В печальном одиночестве плелся он по мокрым улицам обратно в гостиницу.

Антиквары встретили его значительно теплее. Продажа в 1932 году судетских угодий сделала его настоящим богачом. Кончина – сначала бабушки, а затем и матери – позволила ему состязаться на аукционах с Ротшильдами.

От политики Утц предпочитал держаться подальше. Не будучи героем по натуре, он в общем-то был готов терпеть любую идеологию, лишь бы его не трогали. Но мягкотелым он не был и запугиваний не выносил. Питая отвращение к насилию, он вместе с тем радовался разного рода катаклизмам, выбрасывавшим на рынок произведения искусства. «Войны, погромы и революции, – говаривал он, – предоставляют коллекционеру прекрасный шанс».

Одним из таких «шансов» явился небезызвестный обвал на биржевом рынке. Другим – Хрустальная ночь. На той же неделе Утц примчался в Берлин скупать фарфор за американские доллары у еврейских коллекционеров, собравшихся эмигрировать. В конце войны он оказывал аналогичные услуги аристократам, бегущим от Советской армии.

Как гражданин рейха он принял аннексию Судет, хотя и без большого энтузиазма. Однако после оккупации Праги он уже не сомневался, что со дня на день Гитлер развяжет войну во всей Европе. Не сомневался он и в том, что Германия потерпит поражение – просто потому, что такова печальная участь всех агрессоров.

Доверившись собственной интуиции, он летом 1939 года перевез тридцать семь ящиков фарфора из дрезденского дома в Ческе-Крижов. И даже не распаковал их.

Год спустя, сразу после блицкрига, к нему в гости приехал его рыжий троюродный брат Рейнхольд – неглупый, но душевно абсолютно неразвитый детина, который еще в бытность студентом уверял, что «Взаимная помощь как фактор эволюции» Кропоткина – величайшая из всех написанных книг. Теперь, ссылаясь на опыт собаководов, он разглагольствовал о расовой биологии. Потомку Утцов, внушал он, несмотря на примесь инородной крови, следует незамедлительно идти служить в вермахт.

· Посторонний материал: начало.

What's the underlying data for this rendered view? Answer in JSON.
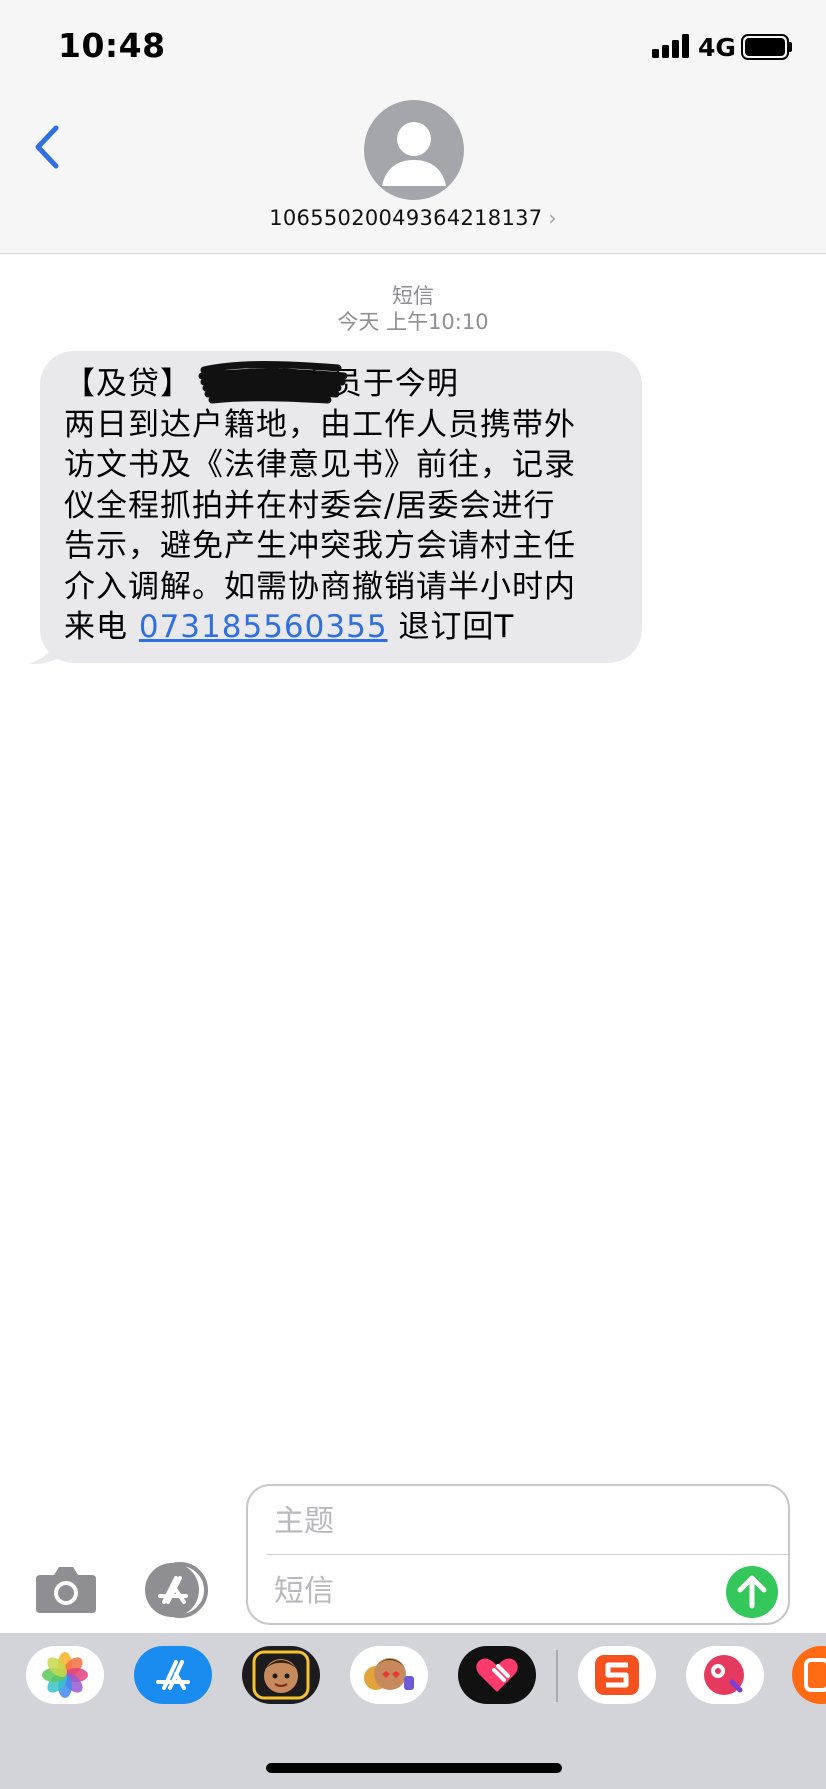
{
  "status_bar": {
    "time": "10:48",
    "network": "4G"
  },
  "header": {
    "contact_number": "10655020049364218137",
    "contact_chevron": "›",
    "back_icon": "chevron-left-icon",
    "avatar_icon": "person-silhouette-icon"
  },
  "conversation": {
    "service_label": "短信",
    "timestamp": "今天 上午10:10",
    "message": {
      "lines": [
        "【及贷】        地工作人员于今明",
        "两日到达户籍地，由工作人员携带外",
        "访文书及《法律意见书》前往，记录",
        "仪全程抓拍并在村委会/居委会进行",
        "告示，避免产生冲突我方会请村主任",
        "介入调解。如需协商撤销请半小时内"
      ],
      "last_prefix": "来电 ",
      "phone_link": "073185560355",
      "last_suffix": " 退订回T"
    }
  },
  "compose": {
    "subject_placeholder": "主题",
    "message_placeholder": "短信",
    "send_icon": "arrow-up-icon",
    "camera_icon": "camera-icon",
    "apps_icon": "app-store-icon"
  },
  "app_tray": {
    "apps": [
      "photos-icon",
      "app-store-icon",
      "memoji-icon",
      "animoji-stickers-icon",
      "digital-touch-icon",
      "sogou-keyboard-icon",
      "music-app-icon",
      "partial-app-icon"
    ]
  },
  "colors": {
    "accent_blue": "#2f6fe0",
    "send_green": "#34c759",
    "bubble_gray": "#e9e9eb"
  }
}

За ужином Утц вежливо выслушал восторженную речь брата по поводу немецких побед во Франции. Но когда тот принялся уверять, что еще до конца года немцы займут Букингемский дворец, он – понимая, что это не вполне уместно, – внезапно испытал прилив застарелого англофильства.

– Не думаю, – вырвалось у него, – ты недооцениваешь этот народ. Я их знаю. Я бывал в Англии.

– Я тоже, – буркнул брат и, цокая подковками сапогов, прошествовал к ожидавшему его служебному автомобилю.

Шестнадцатилетним юношей Утц и вправду приезжал в Англию учить английский язык. Три осенних месяца и пасмурный декабрь он провел в Бексхилл-он-Си с мисс Берил Паркинсон, бывшей няней матери, в доме с кошками и ходиками. Стоя у окна, он подолгу смотрел, как набегающие волны бьются о пирс.

Он выучил английский. Не так чтобы очень, но все-таки. И совершил короткую экскурсию в Лондон, из которой вынес законченное представление о том, как именно должен одеваться и держаться в обществе настоящий английский джентльмен. В Дрезден он вернулся в вызывающе скроенном твидовом пиджаке и сделанных на заказ ботинках.

Этот коричневый с кожаными заплатками на локтях потертый пиджак, из которого он вырос как минимум размера на два, Утц носил до самого конца войны, даже когда ему приходилось бывать в местах массового скопления немецких офицеров. Это был жест. Акт скрытого неповиновения.

Он надел его и тогда, когда, в пору правления «пражского мясника» Рейнхарда Гейдриха, его вызвали на допрос в связи с возникшими сомнениями в его чистокровности. Не откуда-нибудь, а именно из внутреннего кармана английского пиджака он, к изумлению допрашивающих, выудил отцовскую медаль героя Первой мировой. По какому праву, раскричался он, шваркнув медаль на стол. Как смеют они оскорблять сына великого немецкого солдата?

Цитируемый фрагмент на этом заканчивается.